La piattaforma della Mariner Energy si trova nel Golfo del Messico, a 120 km circa dalla costa della Louisiana. Praticamente si trova a ovest e a poca distanza dalla Deepwater Horizon, la base petrolifera della Bp che prese fuoco lo scorso 20 aprile, uccidendo 11 operai e provocando la perdita di petrolio più grave della storia.
La piattaforma, proprietà della Mariner Energy, è ancora in fiamme.
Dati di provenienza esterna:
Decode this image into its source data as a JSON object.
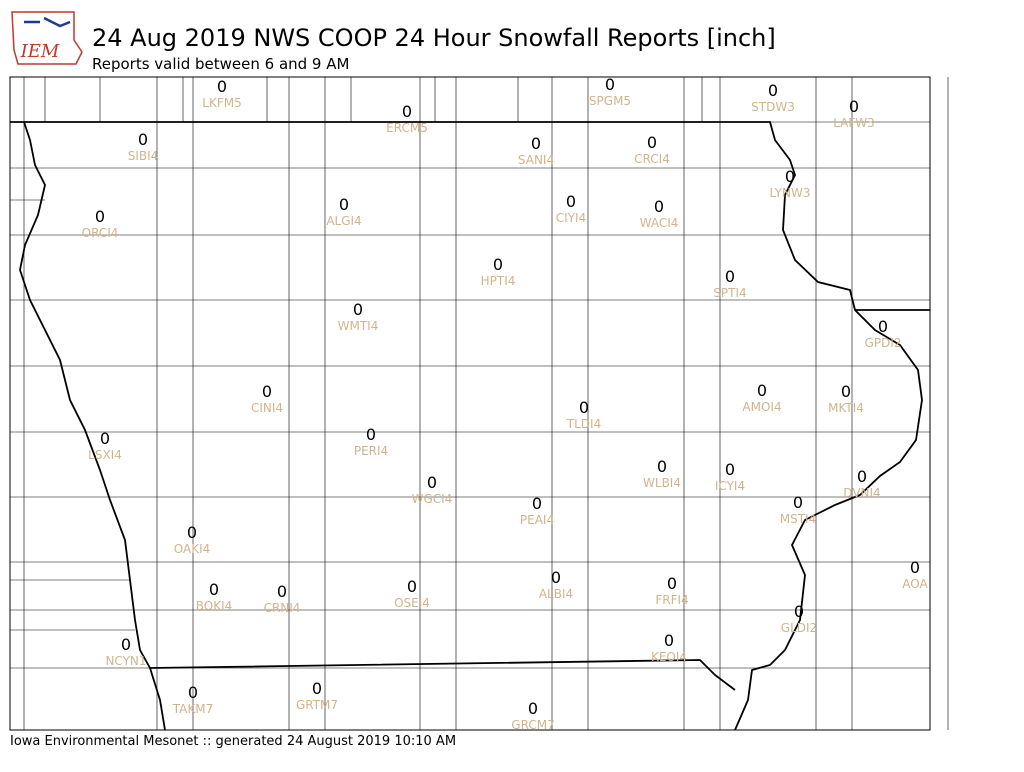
{
  "logo": "IEM",
  "title": "24 Aug 2019 NWS COOP 24 Hour Snowfall Reports [inch]",
  "subtitle": "Reports valid between 6 and 9 AM",
  "footer": "Iowa Environmental Mesonet :: generated 24 August 2019 10:10 AM",
  "stations": [
    {
      "value": 0,
      "id": "LKFM5"
    },
    {
      "value": 0,
      "id": "ERCM5"
    },
    {
      "value": 0,
      "id": "SPGM5"
    },
    {
      "value": 0,
      "id": "STDW3"
    },
    {
      "value": 0,
      "id": "LAFW3"
    },
    {
      "value": 0,
      "id": "SIBI4"
    },
    {
      "value": 0,
      "id": "SANI4"
    },
    {
      "value": 0,
      "id": "CRCI4"
    },
    {
      "value": 0,
      "id": "LYNW3"
    },
    {
      "value": 0,
      "id": "ORCI4"
    },
    {
      "value": 0,
      "id": "ALGI4"
    },
    {
      "value": 0,
      "id": "CIYI4"
    },
    {
      "value": 0,
      "id": "WACI4"
    },
    {
      "value": 0,
      "id": "HPTI4"
    },
    {
      "value": 0,
      "id": "SPTI4"
    },
    {
      "value": 0,
      "id": "WMTI4"
    },
    {
      "value": 0,
      "id": "GPDI2"
    },
    {
      "value": 0,
      "id": "CINI4"
    },
    {
      "value": 0,
      "id": "AMOI4"
    },
    {
      "value": 0,
      "id": "MKTI4"
    },
    {
      "value": 0,
      "id": "TLDI4"
    },
    {
      "value": 0,
      "id": "LSXI4"
    },
    {
      "value": 0,
      "id": "PERI4"
    },
    {
      "value": 0,
      "id": "WLBI4"
    },
    {
      "value": 0,
      "id": "ICYI4"
    },
    {
      "value": 0,
      "id": "DVNI4"
    },
    {
      "value": 0,
      "id": "WGCI4"
    },
    {
      "value": 0,
      "id": "PEAI4"
    },
    {
      "value": 0,
      "id": "MSTI4"
    },
    {
      "value": 0,
      "id": "OAKI4"
    },
    {
      "value": 0,
      "id": "AOA"
    },
    {
      "value": 0,
      "id": "BOKI4"
    },
    {
      "value": 0,
      "id": "CRNI4"
    },
    {
      "value": 0,
      "id": "OSEI4"
    },
    {
      "value": 0,
      "id": "ALBI4"
    },
    {
      "value": 0,
      "id": "FRFI4"
    },
    {
      "value": 0,
      "id": "GLDI2"
    },
    {
      "value": 0,
      "id": "NCYN1"
    },
    {
      "value": 0,
      "id": "KEOI4"
    },
    {
      "value": 0,
      "id": "TAKM7"
    },
    {
      "value": 0,
      "id": "GRTM7"
    },
    {
      "value": 0,
      "id": "GRCM7"
    }
  ]
}
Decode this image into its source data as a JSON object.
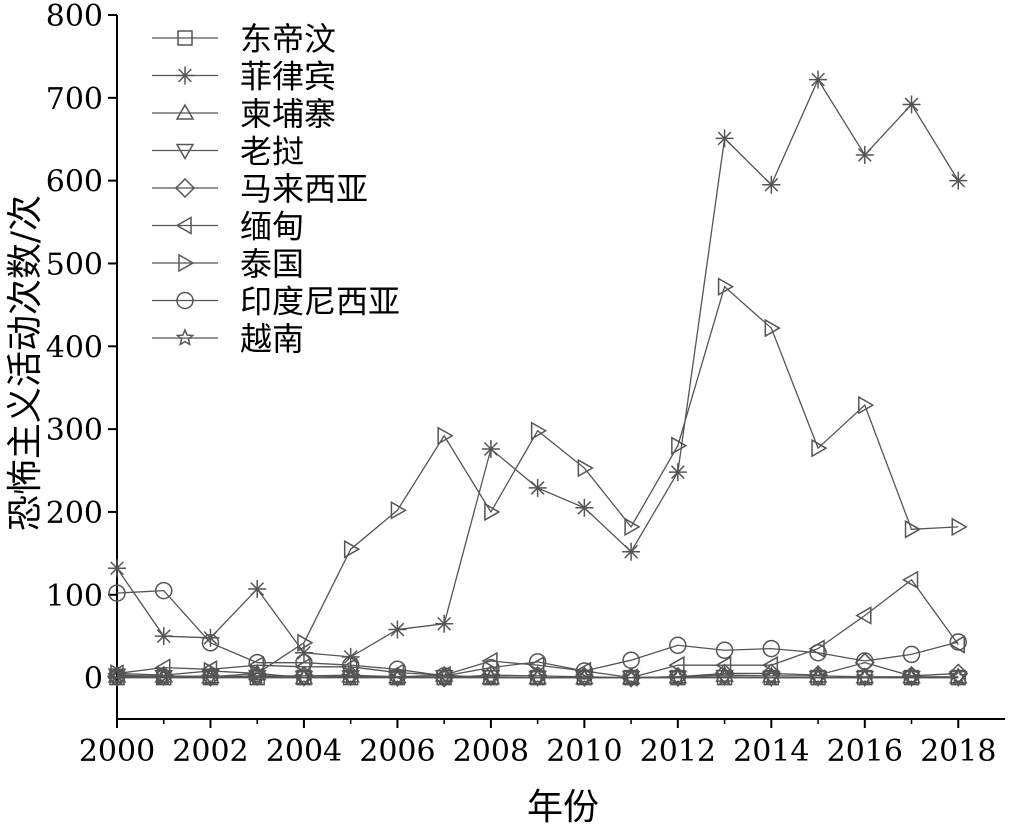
{
  "chart_data": {
    "type": "line",
    "xlabel": "年份",
    "ylabel": "恐怖主义活动次数/次",
    "xlim": [
      2000,
      2019
    ],
    "ylim": [
      -50,
      800
    ],
    "xticks": [
      2000,
      2002,
      2004,
      2006,
      2008,
      2010,
      2012,
      2014,
      2016,
      2018
    ],
    "yticks": [
      0,
      100,
      200,
      300,
      400,
      500,
      600,
      700,
      800
    ],
    "legend_position": "top-left",
    "x": [
      2000,
      2001,
      2002,
      2003,
      2004,
      2005,
      2006,
      2007,
      2008,
      2009,
      2010,
      2011,
      2012,
      2013,
      2014,
      2015,
      2016,
      2017,
      2018
    ],
    "series": [
      {
        "name": "东帝汶",
        "marker": "square",
        "values": [
          0,
          0,
          0,
          0,
          0,
          0,
          0,
          0,
          0,
          0,
          0,
          0,
          0,
          0,
          0,
          0,
          0,
          0,
          0
        ]
      },
      {
        "name": "菲律宾",
        "marker": "asterisk",
        "values": [
          132,
          50,
          48,
          107,
          30,
          25,
          58,
          65,
          276,
          229,
          205,
          152,
          248,
          651,
          595,
          722,
          631,
          692,
          600
        ]
      },
      {
        "name": "柬埔寨",
        "marker": "triangle-up",
        "values": [
          2,
          2,
          1,
          5,
          0,
          2,
          1,
          3,
          0,
          0,
          0,
          0,
          1,
          3,
          2,
          2,
          1,
          1,
          1
        ]
      },
      {
        "name": "老挝",
        "marker": "triangle-down",
        "values": [
          3,
          1,
          2,
          1,
          0,
          1,
          0,
          1,
          1,
          0,
          0,
          0,
          0,
          1,
          0,
          0,
          0,
          0,
          0
        ]
      },
      {
        "name": "马来西亚",
        "marker": "diamond",
        "values": [
          1,
          2,
          1,
          2,
          2,
          3,
          1,
          0,
          3,
          2,
          1,
          0,
          1,
          5,
          5,
          3,
          18,
          2,
          5
        ]
      },
      {
        "name": "缅甸",
        "marker": "triangle-left",
        "values": [
          5,
          12,
          10,
          15,
          13,
          13,
          6,
          3,
          20,
          15,
          8,
          0,
          15,
          15,
          15,
          35,
          75,
          118,
          40
        ]
      },
      {
        "name": "泰国",
        "marker": "triangle-right",
        "values": [
          5,
          3,
          8,
          5,
          42,
          155,
          202,
          292,
          200,
          298,
          253,
          182,
          280,
          472,
          422,
          277,
          329,
          179,
          182
        ]
      },
      {
        "name": "印度尼西亚",
        "marker": "circle",
        "values": [
          102,
          105,
          42,
          18,
          18,
          15,
          10,
          2,
          12,
          19,
          8,
          21,
          39,
          33,
          35,
          30,
          20,
          28,
          43
        ]
      },
      {
        "name": "越南",
        "marker": "star",
        "values": [
          0,
          0,
          0,
          0,
          0,
          0,
          0,
          0,
          0,
          0,
          0,
          0,
          0,
          0,
          0,
          0,
          0,
          0,
          0
        ]
      }
    ]
  }
}
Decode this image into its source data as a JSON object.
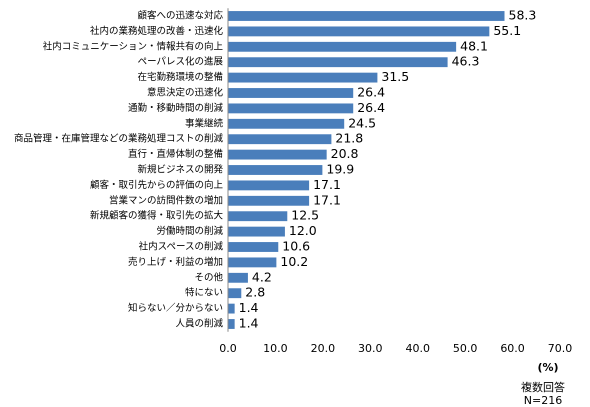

I tredici lavoratori della piattaforma si sono rifugiati in acqua dopo avere indossato i giubbotti di emergenza.
Sul luogo dell'incidente si stanno recando sette elicotteri, due aerei e quattro navi. L'esplosione si è verificata alla 09.00 locali. Il punto più vicino alla piattaforma è Vermilion Bay, in Louisiana.
Si ignora se la esplosione abbia causato fughe di petrolio o gas nell'oceano.
PIATTAFORMA ESPLOSA NON STAVA ESTRAENDO PETROLIO - Nel momento dell'esplosione la piattaforma della Mariner Energy "non stava estraendo petrolio". Lo ha precisato alla Cnn una portavoce della Guardia Costiera che è accorsa sul luogo. "Non possiamo dire - ha aggiunto - se c'é stata perdita di greggio in acqua".